In a new set of guidelines for testing in K-12 schools earlier this week, the CDC noted that administrators are required to obtain consent from parents or guardians before testing students. “If a school is implementing a testing strategy, testing should be offered on a voluntary basis,” the CDC said.
It is unethical and illegal to test someone who does not want to be tested, including students whose parents or guardians do not want them to be tested.
The health agency also recommended that schools should test students if there is an “active outbreak” at the facility in question, or if the schools are located “in communities disproportionately affected or that lack access to testing.” Individuals “with symptoms for Covid-19 and close contacts of confirmed or probable Covid-19 patients” should take priority.

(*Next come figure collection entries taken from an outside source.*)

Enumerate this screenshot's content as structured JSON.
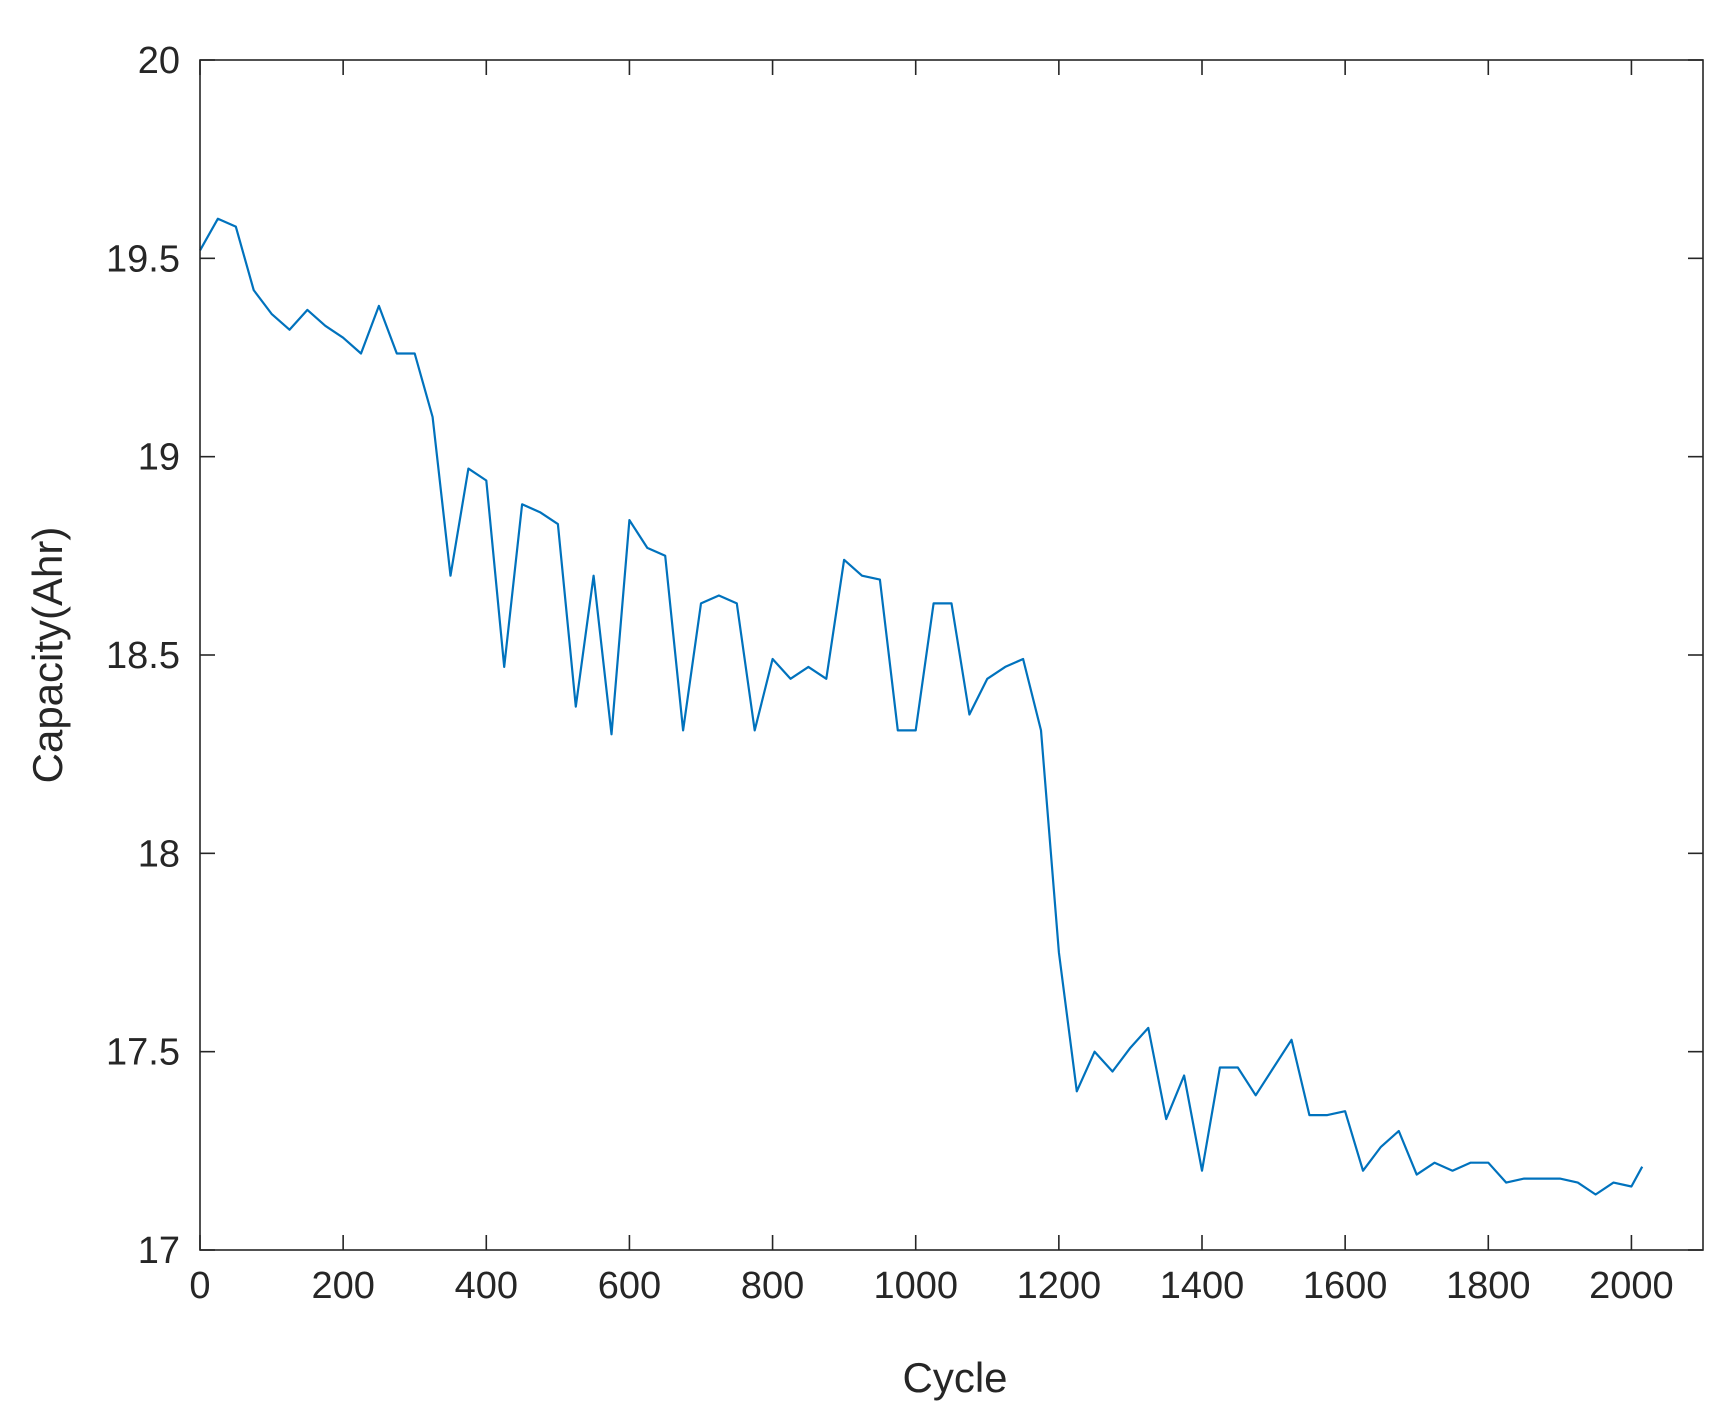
{
  "chart_data": {
    "type": "line",
    "xlabel": "Cycle",
    "ylabel": "Capacity(Ahr)",
    "xlim": [
      0,
      2100
    ],
    "ylim": [
      17,
      20
    ],
    "xticks": [
      0,
      200,
      400,
      600,
      800,
      1000,
      1200,
      1400,
      1600,
      1800,
      2000
    ],
    "xtick_labels": [
      "0",
      "200",
      "400",
      "600",
      "800",
      "1000",
      "1200",
      "1400",
      "1600",
      "1800",
      "2000"
    ],
    "yticks": [
      17,
      17.5,
      18,
      18.5,
      19,
      19.5,
      20
    ],
    "ytick_labels": [
      "17",
      "17.5",
      "18",
      "18.5",
      "19",
      "19.5",
      "20"
    ],
    "grid": false,
    "line_color": "#0072bd",
    "series": [
      {
        "x": [
          0,
          25,
          50,
          75,
          100,
          125,
          150,
          175,
          200,
          225,
          250,
          275,
          300,
          325,
          350,
          375,
          400,
          425,
          450,
          475,
          500,
          525,
          550,
          575,
          600,
          625,
          650,
          675,
          700,
          725,
          750,
          775,
          800,
          825,
          850,
          875,
          900,
          925,
          950,
          975,
          1000,
          1025,
          1050,
          1075,
          1100,
          1125,
          1150,
          1175,
          1200,
          1225,
          1250,
          1275,
          1300,
          1325,
          1350,
          1375,
          1400,
          1425,
          1450,
          1475,
          1500,
          1525,
          1550,
          1575,
          1600,
          1625,
          1650,
          1675,
          1700,
          1725,
          1750,
          1775,
          1800,
          1825,
          1850,
          1875,
          1900,
          1925,
          1950,
          1975,
          2000,
          2015
        ],
        "y": [
          19.52,
          19.6,
          19.58,
          19.42,
          19.36,
          19.32,
          19.37,
          19.33,
          19.3,
          19.26,
          19.38,
          19.26,
          19.26,
          19.1,
          18.7,
          18.97,
          18.94,
          18.47,
          18.88,
          18.86,
          18.83,
          18.37,
          18.7,
          18.3,
          18.84,
          18.77,
          18.75,
          18.31,
          18.63,
          18.65,
          18.63,
          18.31,
          18.49,
          18.44,
          18.47,
          18.44,
          18.74,
          18.7,
          18.69,
          18.31,
          18.31,
          18.63,
          18.63,
          18.35,
          18.44,
          18.47,
          18.49,
          18.31,
          17.75,
          17.4,
          17.5,
          17.45,
          17.51,
          17.56,
          17.33,
          17.44,
          17.2,
          17.46,
          17.46,
          17.39,
          17.46,
          17.53,
          17.34,
          17.34,
          17.35,
          17.2,
          17.26,
          17.3,
          17.19,
          17.22,
          17.2,
          17.22,
          17.22,
          17.17,
          17.18,
          17.18,
          17.18,
          17.17,
          17.14,
          17.17,
          17.16,
          17.21
        ]
      }
    ]
  }
}
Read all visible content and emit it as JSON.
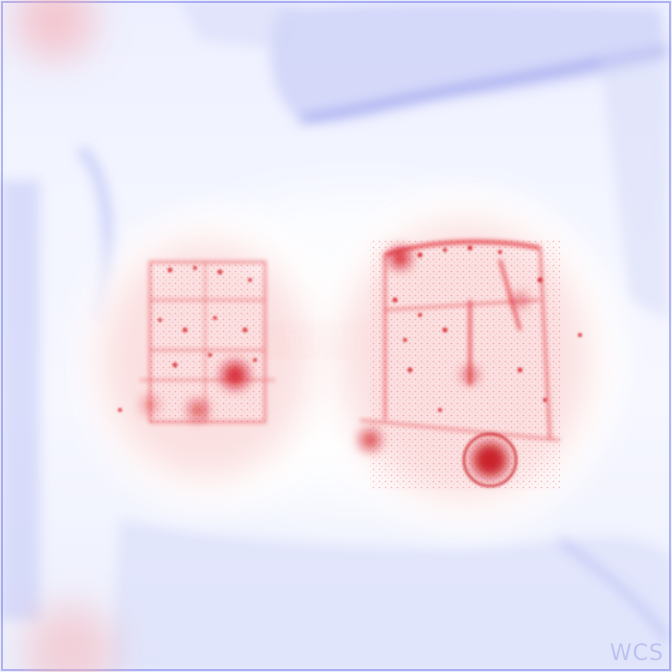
{
  "image": {
    "corner_mark": "WCS"
  },
  "colors": {
    "positive": "#e0202a",
    "negative": "#3a45d8",
    "neutral": "#ffffff"
  },
  "icons": [
    "left-vehicle-heat-icon",
    "right-vehicle-heat-icon"
  ]
}
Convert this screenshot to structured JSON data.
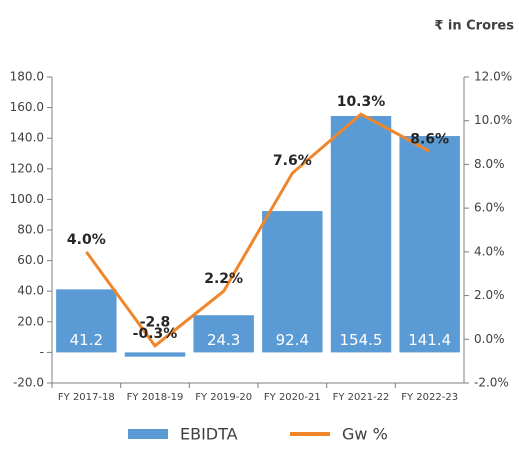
{
  "chart_data": {
    "type": "bar",
    "annotation": "₹ in Crores",
    "categories": [
      "FY 2017-18",
      "FY 2018-19",
      "FY 2019-20",
      "FY 2020-21",
      "FY 2021-22",
      "FY 2022-23"
    ],
    "series": [
      {
        "name": "EBIDTA",
        "type": "bar",
        "color": "#5b9bd5",
        "values": [
          41.2,
          -2.8,
          24.3,
          92.4,
          154.5,
          141.4
        ]
      },
      {
        "name": "Gw %",
        "type": "line",
        "axis": "y2",
        "color": "#f0862a",
        "values": [
          4.0,
          -0.3,
          2.2,
          7.6,
          10.3,
          8.6
        ],
        "value_labels": [
          "4.0%",
          "-0.3%",
          "2.2%",
          "7.6%",
          "10.3%",
          "8.6%"
        ]
      }
    ],
    "ylim": [
      -20,
      180
    ],
    "yticks": [
      {
        "value": -20,
        "label": "-20.0"
      },
      {
        "value": 0,
        "label": "-"
      },
      {
        "value": 20,
        "label": "20.0"
      },
      {
        "value": 40,
        "label": "40.0"
      },
      {
        "value": 60,
        "label": "60.0"
      },
      {
        "value": 80,
        "label": "80.0"
      },
      {
        "value": 100,
        "label": "100.0"
      },
      {
        "value": 120,
        "label": "120.0"
      },
      {
        "value": 140,
        "label": "140.0"
      },
      {
        "value": 160,
        "label": "160.0"
      },
      {
        "value": 180,
        "label": "180.0"
      }
    ],
    "y2lim": [
      -2,
      12
    ],
    "y2ticks": [
      {
        "value": -2,
        "label": "-2.0%"
      },
      {
        "value": 0,
        "label": "0.0%"
      },
      {
        "value": 2,
        "label": "2.0%"
      },
      {
        "value": 4,
        "label": "4.0%"
      },
      {
        "value": 6,
        "label": "6.0%"
      },
      {
        "value": 8,
        "label": "8.0%"
      },
      {
        "value": 10,
        "label": "10.0%"
      },
      {
        "value": 12,
        "label": "12.0%"
      }
    ],
    "legend": "bottom"
  }
}
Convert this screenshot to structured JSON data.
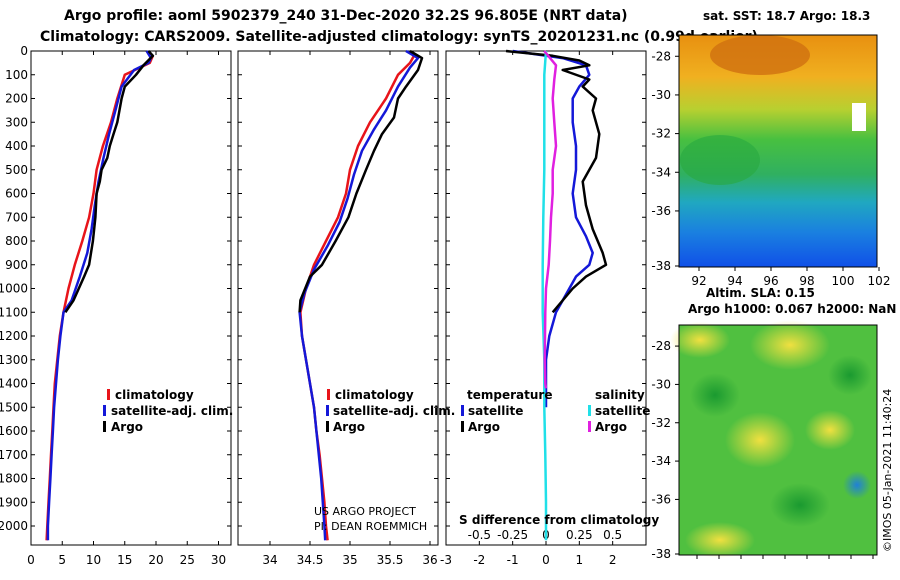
{
  "header": {
    "title_line1": "Argo profile: aoml 5902379_240 31-Dec-2020 32.2S 96.805E (NRT data)",
    "title_line2": "Climatology: CARS2009. Satellite-adjusted climatology: synTS_20201231.nc (0.99d earlier)"
  },
  "colors": {
    "climatology": "#e8141a",
    "satellite_adj": "#1418d8",
    "argo": "#000000",
    "satellite_salinity": "#20e0e8",
    "argo_salinity": "#e020e0"
  },
  "chart_data": [
    {
      "id": "temperature",
      "type": "line",
      "ylim": [
        2080,
        0
      ],
      "xlim": [
        0,
        32
      ],
      "y_ticks": [
        0,
        100,
        200,
        300,
        400,
        500,
        600,
        700,
        800,
        900,
        1000,
        1100,
        1200,
        1300,
        1400,
        1500,
        1600,
        1700,
        1800,
        1900,
        2000
      ],
      "x_ticks": [
        0,
        5,
        10,
        15,
        20,
        25,
        30
      ],
      "legend": [
        "climatology",
        "satellite-adj. clim.",
        "Argo"
      ],
      "series": [
        {
          "name": "climatology",
          "color": "#e8141a",
          "points": [
            [
              19.5,
              20
            ],
            [
              19,
              50
            ],
            [
              15,
              100
            ],
            [
              13.8,
              200
            ],
            [
              12.8,
              300
            ],
            [
              11.5,
              400
            ],
            [
              10.5,
              500
            ],
            [
              10,
              600
            ],
            [
              9.3,
              700
            ],
            [
              8.2,
              800
            ],
            [
              7,
              900
            ],
            [
              6,
              1000
            ],
            [
              5.2,
              1100
            ],
            [
              4.6,
              1200
            ],
            [
              4.2,
              1300
            ],
            [
              3.8,
              1400
            ],
            [
              3.6,
              1500
            ],
            [
              3.4,
              1600
            ],
            [
              3.2,
              1700
            ],
            [
              3,
              1800
            ],
            [
              2.8,
              1900
            ],
            [
              2.6,
              2000
            ],
            [
              2.5,
              2060
            ]
          ]
        },
        {
          "name": "satellite-adj. clim.",
          "color": "#1418d8",
          "points": [
            [
              18.5,
              0
            ],
            [
              19.2,
              30
            ],
            [
              18.8,
              50
            ],
            [
              16.5,
              80
            ],
            [
              14.5,
              150
            ],
            [
              13.5,
              250
            ],
            [
              12.5,
              350
            ],
            [
              11.6,
              450
            ],
            [
              10.8,
              550
            ],
            [
              10.2,
              650
            ],
            [
              9.7,
              750
            ],
            [
              9,
              850
            ],
            [
              7.8,
              950
            ],
            [
              6.5,
              1050
            ],
            [
              5.2,
              1100
            ],
            [
              4.7,
              1200
            ],
            [
              4.3,
              1300
            ],
            [
              4,
              1400
            ],
            [
              3.7,
              1500
            ],
            [
              3.5,
              1600
            ],
            [
              3.3,
              1700
            ],
            [
              3.1,
              1800
            ],
            [
              2.9,
              1900
            ],
            [
              2.7,
              2000
            ],
            [
              2.7,
              2060
            ]
          ]
        },
        {
          "name": "Argo",
          "color": "#000000",
          "points": [
            [
              18.8,
              0
            ],
            [
              19.5,
              20
            ],
            [
              18,
              60
            ],
            [
              16.8,
              100
            ],
            [
              15,
              150
            ],
            [
              14.5,
              200
            ],
            [
              13.8,
              300
            ],
            [
              13.2,
              350
            ],
            [
              12.6,
              400
            ],
            [
              12.2,
              450
            ],
            [
              11.3,
              500
            ],
            [
              11,
              550
            ],
            [
              10.5,
              600
            ],
            [
              10.3,
              700
            ],
            [
              9.9,
              800
            ],
            [
              9.3,
              900
            ],
            [
              8.5,
              950
            ],
            [
              6.8,
              1050
            ],
            [
              5.5,
              1100
            ]
          ]
        }
      ]
    },
    {
      "id": "salinity",
      "type": "line",
      "ylim": [
        2080,
        0
      ],
      "xlim": [
        33.6,
        36.1
      ],
      "x_ticks": [
        34,
        34.5,
        35,
        35.5,
        36
      ],
      "legend": [
        "climatology",
        "satellite-adj. clim.",
        "Argo"
      ],
      "series": [
        {
          "name": "climatology",
          "color": "#e8141a",
          "points": [
            [
              35.8,
              20
            ],
            [
              35.75,
              50
            ],
            [
              35.6,
              100
            ],
            [
              35.45,
              200
            ],
            [
              35.25,
              300
            ],
            [
              35.1,
              400
            ],
            [
              35,
              500
            ],
            [
              34.95,
              600
            ],
            [
              34.85,
              700
            ],
            [
              34.7,
              800
            ],
            [
              34.55,
              900
            ],
            [
              34.45,
              1000
            ],
            [
              34.38,
              1100
            ],
            [
              34.4,
              1200
            ],
            [
              34.45,
              1300
            ],
            [
              34.5,
              1400
            ],
            [
              34.55,
              1500
            ],
            [
              34.58,
              1600
            ],
            [
              34.62,
              1700
            ],
            [
              34.65,
              1800
            ],
            [
              34.68,
              1900
            ],
            [
              34.7,
              2000
            ],
            [
              34.72,
              2060
            ]
          ]
        },
        {
          "name": "satellite-adj. clim.",
          "color": "#1418d8",
          "points": [
            [
              35.7,
              0
            ],
            [
              35.85,
              30
            ],
            [
              35.75,
              70
            ],
            [
              35.6,
              150
            ],
            [
              35.45,
              250
            ],
            [
              35.3,
              330
            ],
            [
              35.15,
              420
            ],
            [
              35.05,
              520
            ],
            [
              34.97,
              620
            ],
            [
              34.87,
              720
            ],
            [
              34.72,
              820
            ],
            [
              34.55,
              920
            ],
            [
              34.43,
              1020
            ],
            [
              34.37,
              1100
            ],
            [
              34.4,
              1200
            ],
            [
              34.45,
              1300
            ],
            [
              34.5,
              1400
            ],
            [
              34.55,
              1500
            ],
            [
              34.58,
              1600
            ],
            [
              34.61,
              1700
            ],
            [
              34.64,
              1800
            ],
            [
              34.66,
              1900
            ],
            [
              34.68,
              2000
            ],
            [
              34.69,
              2060
            ]
          ]
        },
        {
          "name": "Argo",
          "color": "#000000",
          "points": [
            [
              35.75,
              0
            ],
            [
              35.9,
              30
            ],
            [
              35.85,
              80
            ],
            [
              35.7,
              150
            ],
            [
              35.6,
              200
            ],
            [
              35.55,
              280
            ],
            [
              35.4,
              350
            ],
            [
              35.3,
              420
            ],
            [
              35.2,
              500
            ],
            [
              35.08,
              600
            ],
            [
              34.98,
              700
            ],
            [
              34.82,
              800
            ],
            [
              34.65,
              900
            ],
            [
              34.5,
              950
            ],
            [
              34.38,
              1050
            ],
            [
              34.37,
              1100
            ]
          ]
        }
      ]
    },
    {
      "id": "difference",
      "type": "line",
      "ylim": [
        2080,
        0
      ],
      "xlim": [
        -3,
        3
      ],
      "x_ticks": [
        -3,
        -2,
        -1,
        0,
        1,
        2
      ],
      "top_ticks": [
        -0.5,
        -0.25,
        0,
        0.25,
        0.5
      ],
      "xlabel": "S difference from climatology",
      "legend_left_title": "temperature",
      "legend_right_title": "salinity",
      "legend": [
        "satellite",
        "Argo",
        "satellite",
        "Argo"
      ],
      "series": [
        {
          "name": "temperature satellite",
          "color": "#1418d8",
          "points": [
            [
              -1,
              0
            ],
            [
              0.5,
              30
            ],
            [
              1.2,
              60
            ],
            [
              1.3,
              100
            ],
            [
              1,
              150
            ],
            [
              0.8,
              200
            ],
            [
              0.8,
              300
            ],
            [
              0.9,
              400
            ],
            [
              0.9,
              500
            ],
            [
              0.8,
              600
            ],
            [
              0.9,
              700
            ],
            [
              1.2,
              780
            ],
            [
              1.4,
              850
            ],
            [
              1.3,
              900
            ],
            [
              0.9,
              950
            ],
            [
              0.5,
              1050
            ],
            [
              0.3,
              1100
            ],
            [
              0.1,
              1200
            ],
            [
              0,
              1300
            ],
            [
              0,
              1400
            ],
            [
              0,
              1500
            ]
          ]
        },
        {
          "name": "temperature Argo",
          "color": "#000000",
          "points": [
            [
              -1.2,
              0
            ],
            [
              0.2,
              20
            ],
            [
              1,
              40
            ],
            [
              1.3,
              60
            ],
            [
              0.5,
              80
            ],
            [
              1.3,
              120
            ],
            [
              1.1,
              150
            ],
            [
              1.5,
              200
            ],
            [
              1.4,
              250
            ],
            [
              1.6,
              350
            ],
            [
              1.5,
              450
            ],
            [
              1.1,
              550
            ],
            [
              1.2,
              650
            ],
            [
              1.4,
              750
            ],
            [
              1.7,
              850
            ],
            [
              1.8,
              900
            ],
            [
              1.2,
              950
            ],
            [
              0.8,
              1000
            ],
            [
              0.2,
              1100
            ]
          ]
        },
        {
          "name": "salinity satellite",
          "color": "#20e0e8",
          "points": [
            [
              0,
              0
            ],
            [
              -0.05,
              100
            ],
            [
              -0.05,
              300
            ],
            [
              -0.05,
              500
            ],
            [
              -0.08,
              700
            ],
            [
              -0.1,
              900
            ],
            [
              -0.1,
              1100
            ],
            [
              -0.05,
              1300
            ],
            [
              -0.05,
              1500
            ],
            [
              -0.02,
              1700
            ],
            [
              0,
              1900
            ],
            [
              0,
              2060
            ]
          ]
        },
        {
          "name": "salinity Argo",
          "color": "#e020e0",
          "points": [
            [
              -0.05,
              0
            ],
            [
              0.3,
              60
            ],
            [
              0.25,
              120
            ],
            [
              0.2,
              200
            ],
            [
              0.25,
              300
            ],
            [
              0.3,
              400
            ],
            [
              0.2,
              500
            ],
            [
              0.2,
              600
            ],
            [
              0.15,
              700
            ],
            [
              0.12,
              800
            ],
            [
              0.08,
              900
            ],
            [
              0,
              1000
            ],
            [
              -0.02,
              1100
            ],
            [
              -0.03,
              1200
            ],
            [
              -0.04,
              1300
            ],
            [
              -0.02,
              1400
            ],
            [
              0,
              1420
            ]
          ]
        }
      ]
    },
    {
      "id": "sst_map",
      "type": "heatmap",
      "title": "sat. SST: 18.7 Argo: 18.3",
      "x_ticks": [
        92,
        94,
        96,
        98,
        100,
        102
      ],
      "y_ticks": [
        -28,
        -30,
        -32,
        -34,
        -36,
        -38
      ]
    },
    {
      "id": "sla_map",
      "type": "heatmap",
      "title_line1": "Altim. SLA: 0.15",
      "title_line2": "Argo h1000: 0.067 h2000: NaN",
      "y_ticks": [
        -28,
        -30,
        -32,
        -34,
        -36,
        -38
      ]
    }
  ],
  "legend_labels": {
    "climatology": "climatology",
    "satellite_adj": "satellite-adj. clim.",
    "argo": "Argo",
    "temperature": "temperature",
    "salinity": "salinity",
    "satellite": "satellite"
  },
  "credits": {
    "project": "US ARGO PROJECT",
    "pi": "PI: DEAN ROEMMICH",
    "imos": "©IMOS 05-Jan-2021 11:40:24"
  }
}
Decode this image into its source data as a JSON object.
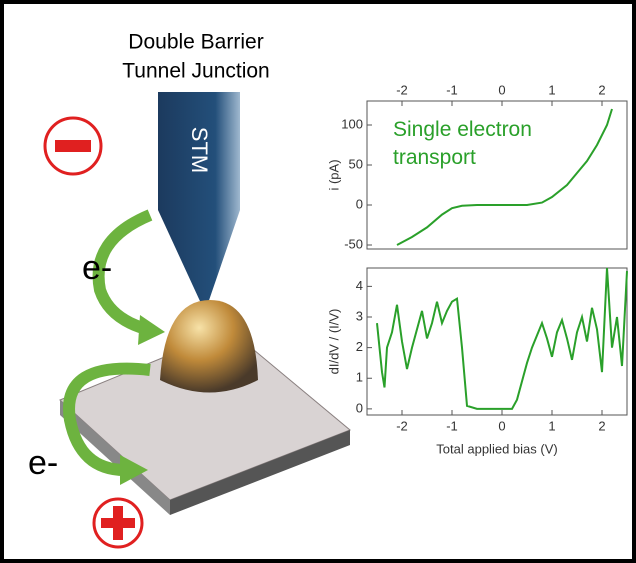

However, the CDC urged school administrations to wait for up to three months before retesting positive students, as data currently suggests that “some individuals test persistently positive due to residual virus material but are unlikely to be infectious.”
In some areas of the country, local school districts are scrambling to work out rules and guidelines for testing students as some regions reopen. In New York, for example, a mandate from Governor Andrew Cuomo requires that 20 percent of students at schools within “yellow zone” hotspots must receive tests. While the state offers a “consent form” parents must sign before their child is screened, it is unclear how the governor’s mandate could be implemented should parents refuse to cooperate.